Another is the leaden pacing. Seven Samurai is perhaps the "shortest" three-and-a-half-hour movie ever made, one with far less action that many would have you believe but edited so that even its scenes of reflection and quiet worry maintain momentum. (I also suspect that he hit budget or time issues, as some shots contain uses of hand-held shots that simply jar in comparison to his formal camerawork elsewhere.) Despite Nakadai's two-dimensional performance, it is genuinely interesting that the thief is being absorbed into the late Shigen's persona, to the point that Shingen's young grandson looks upon the double as the real, albeit kinder, deal and even Shingen's embittered son turns to the man he knows is a fraud for serious tactical advice in the conflict with Tokugawa and Oda. But Kurosawa breaks the narrative in odd places, often touching upon but never fully explicating Katsuyori's anger concerning his lack of inheritance. He might as well not show Nobunaga or Ieyasu at all, apart from perhaps their initial reactions to Shingen's wound and the eventual revelation of his death, as they add little to the story and don't have enough presence between them for one character. It leaves the film a good half hour too long, and for the first time, I found a Kurosawa film to be an occasionally arduous task.
When, however, the elements click, Kagemusha can be as impressive as anything else in the master's canon. In the long interim between Dersu Uzala and this, he returned to painting, and shots here combine the deeply artistic composition he'd always displayed with a more abstract and painterly tinge. Kurosawa fills the screen with impressionistic skies, most strikingly with reds and purples during battle scenes. In one of the film's best moments, the kagemusha has a warped dream sequence as he more or less runs through a painting alternately chasing and chased by the ghost of Shingen. As the term kagemusha means "shadow warrior," Kurosawa injects numerous shots of the thief's shadow growing and growing until it fills the screen, yet he frames these shots so as to, somehow, make them flow naturally without disrupting the flow for the sake of a visual cue.

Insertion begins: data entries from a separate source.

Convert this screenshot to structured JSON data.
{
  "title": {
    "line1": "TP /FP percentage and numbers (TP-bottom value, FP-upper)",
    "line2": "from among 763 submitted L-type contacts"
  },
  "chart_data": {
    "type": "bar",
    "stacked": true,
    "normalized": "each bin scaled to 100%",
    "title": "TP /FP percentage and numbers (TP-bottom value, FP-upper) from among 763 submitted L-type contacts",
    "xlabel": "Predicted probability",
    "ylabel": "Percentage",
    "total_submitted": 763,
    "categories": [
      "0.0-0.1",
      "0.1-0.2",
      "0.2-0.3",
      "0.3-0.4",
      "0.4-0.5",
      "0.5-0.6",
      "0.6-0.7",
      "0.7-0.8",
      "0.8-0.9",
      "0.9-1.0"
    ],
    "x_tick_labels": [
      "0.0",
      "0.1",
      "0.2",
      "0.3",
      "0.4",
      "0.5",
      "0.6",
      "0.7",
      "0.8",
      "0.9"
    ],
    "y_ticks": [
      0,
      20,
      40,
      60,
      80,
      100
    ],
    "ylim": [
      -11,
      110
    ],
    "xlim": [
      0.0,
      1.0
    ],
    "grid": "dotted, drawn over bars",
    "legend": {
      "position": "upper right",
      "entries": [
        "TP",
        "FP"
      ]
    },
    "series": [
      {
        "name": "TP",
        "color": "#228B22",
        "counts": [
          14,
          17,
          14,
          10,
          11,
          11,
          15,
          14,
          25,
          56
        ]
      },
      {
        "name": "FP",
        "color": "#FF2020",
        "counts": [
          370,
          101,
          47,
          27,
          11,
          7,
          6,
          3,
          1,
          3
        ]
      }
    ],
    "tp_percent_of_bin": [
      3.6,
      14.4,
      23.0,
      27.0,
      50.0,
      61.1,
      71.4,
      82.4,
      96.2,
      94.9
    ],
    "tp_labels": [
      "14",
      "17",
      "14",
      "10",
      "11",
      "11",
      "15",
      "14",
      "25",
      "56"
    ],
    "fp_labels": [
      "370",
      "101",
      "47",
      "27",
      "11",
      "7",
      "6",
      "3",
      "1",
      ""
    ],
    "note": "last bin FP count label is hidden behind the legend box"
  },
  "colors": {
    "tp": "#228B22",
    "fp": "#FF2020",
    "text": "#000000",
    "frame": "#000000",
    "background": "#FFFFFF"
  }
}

Many dismiss the film as a sort of dress rehearsal for Ran, and while that's harsh, one cannot deny that Lear was on Kurosawa's brain even here. It certainly has Shakespeare's sense of nihilism, what with the final shots of mass slaughter and of the kagemusha's bullet-ridden corpse floating down a river along with a standard now laughable in its hollow proclamation of spirit. Yet it's unfair to call it nihilism, either in Kurosawa's work or the Bard's, as it's tempered with great regret and sadness. Kagemusha's seeming wistfulness of the sword and spear warfare that preceded the cold gunfire of this new brand of killing undermines the director's clear disdain of any sort of violence, but in reality he's simply lamenting the loss of all codes of honor, even if they had no real application in battle. In fact, Kagemusha is the sole of Kurosawa's jidaigeki films to line up with his depictions of postwar Japan: the warlords used muskets and wanton destruction to unify the country, and later we dropped two bombs from 30,000 ft, leading Japan into its modern era. This film is as slow as it is because it's Kurosawa's death march for the cultural values he mourned his whole career.